Toronto, April 23 (IANS) Researchers at Simon Fraser University have concluded that cholesterol may have a few good qualities like slowing or halting cancer cell growth, after all the bad publicity it has received for its role in heart disease or obesity.
They arrived at this conclusion while trying to understand how cholesterol moves around inside cells in the fat's journey to cell surfaces where it reinforces their outer membrane.
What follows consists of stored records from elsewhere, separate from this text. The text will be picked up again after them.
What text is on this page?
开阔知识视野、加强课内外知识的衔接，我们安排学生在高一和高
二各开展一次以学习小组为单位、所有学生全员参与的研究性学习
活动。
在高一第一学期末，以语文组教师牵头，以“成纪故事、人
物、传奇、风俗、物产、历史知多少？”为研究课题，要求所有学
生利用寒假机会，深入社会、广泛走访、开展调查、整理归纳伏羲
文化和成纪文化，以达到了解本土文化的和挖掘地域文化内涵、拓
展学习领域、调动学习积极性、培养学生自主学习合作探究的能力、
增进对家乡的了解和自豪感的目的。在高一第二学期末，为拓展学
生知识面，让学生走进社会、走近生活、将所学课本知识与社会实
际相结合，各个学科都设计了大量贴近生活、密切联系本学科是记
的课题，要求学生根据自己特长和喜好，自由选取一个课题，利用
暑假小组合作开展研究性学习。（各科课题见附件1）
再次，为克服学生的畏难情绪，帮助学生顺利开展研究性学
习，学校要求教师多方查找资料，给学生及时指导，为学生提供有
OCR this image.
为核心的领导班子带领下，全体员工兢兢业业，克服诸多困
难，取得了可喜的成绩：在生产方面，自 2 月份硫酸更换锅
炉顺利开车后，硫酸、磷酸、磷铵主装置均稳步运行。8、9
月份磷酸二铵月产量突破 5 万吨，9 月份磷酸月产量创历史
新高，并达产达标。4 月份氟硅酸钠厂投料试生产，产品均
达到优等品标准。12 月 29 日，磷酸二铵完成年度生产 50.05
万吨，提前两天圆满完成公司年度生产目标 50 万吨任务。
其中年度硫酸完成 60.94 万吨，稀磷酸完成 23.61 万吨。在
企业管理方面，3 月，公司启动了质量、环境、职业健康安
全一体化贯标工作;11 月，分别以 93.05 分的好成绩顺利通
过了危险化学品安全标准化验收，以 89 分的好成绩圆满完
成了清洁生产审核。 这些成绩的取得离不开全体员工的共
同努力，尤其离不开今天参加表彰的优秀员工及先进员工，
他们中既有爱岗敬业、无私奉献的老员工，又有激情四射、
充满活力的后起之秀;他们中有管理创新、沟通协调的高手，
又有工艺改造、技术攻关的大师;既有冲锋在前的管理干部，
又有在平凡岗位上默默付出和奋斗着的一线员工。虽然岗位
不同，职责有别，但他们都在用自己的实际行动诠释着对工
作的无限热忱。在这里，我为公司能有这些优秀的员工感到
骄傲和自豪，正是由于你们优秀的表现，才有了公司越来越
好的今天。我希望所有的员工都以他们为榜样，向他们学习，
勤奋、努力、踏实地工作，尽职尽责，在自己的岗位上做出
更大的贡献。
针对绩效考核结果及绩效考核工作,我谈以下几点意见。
They described how cholesterol-binding proteins called ORPs may control cancer cell growth, the Journal of Biological Chemistry reports.
"The assumption was that ORPs bind and transport cholesterol inside cells in a similar fashion to how lipoproteins bind and move around the fat outside cells through the blood stream," explains Chris Beh, associate professor of molecular biology and biochemistry from Simon Fraser, who co-authored this paper, according to a Simon Fraser statement.
Beh and colleagues noted that genetic changes engineered by them block the ability of ORPs to bind cholesterol but don't stop ORPs from functioning. In fact, these altered ORPs work better and activate other regulator proteins, which in turn trigger a variety of cellular processes that stimulate cell growth.
"First, cancer cells require ORPs to survive," explains Beh. "Second, other scientists have previously shown that a new class of natural compounds that look like steroids or cholesterol can kill a broad spectrum of different cancer cells."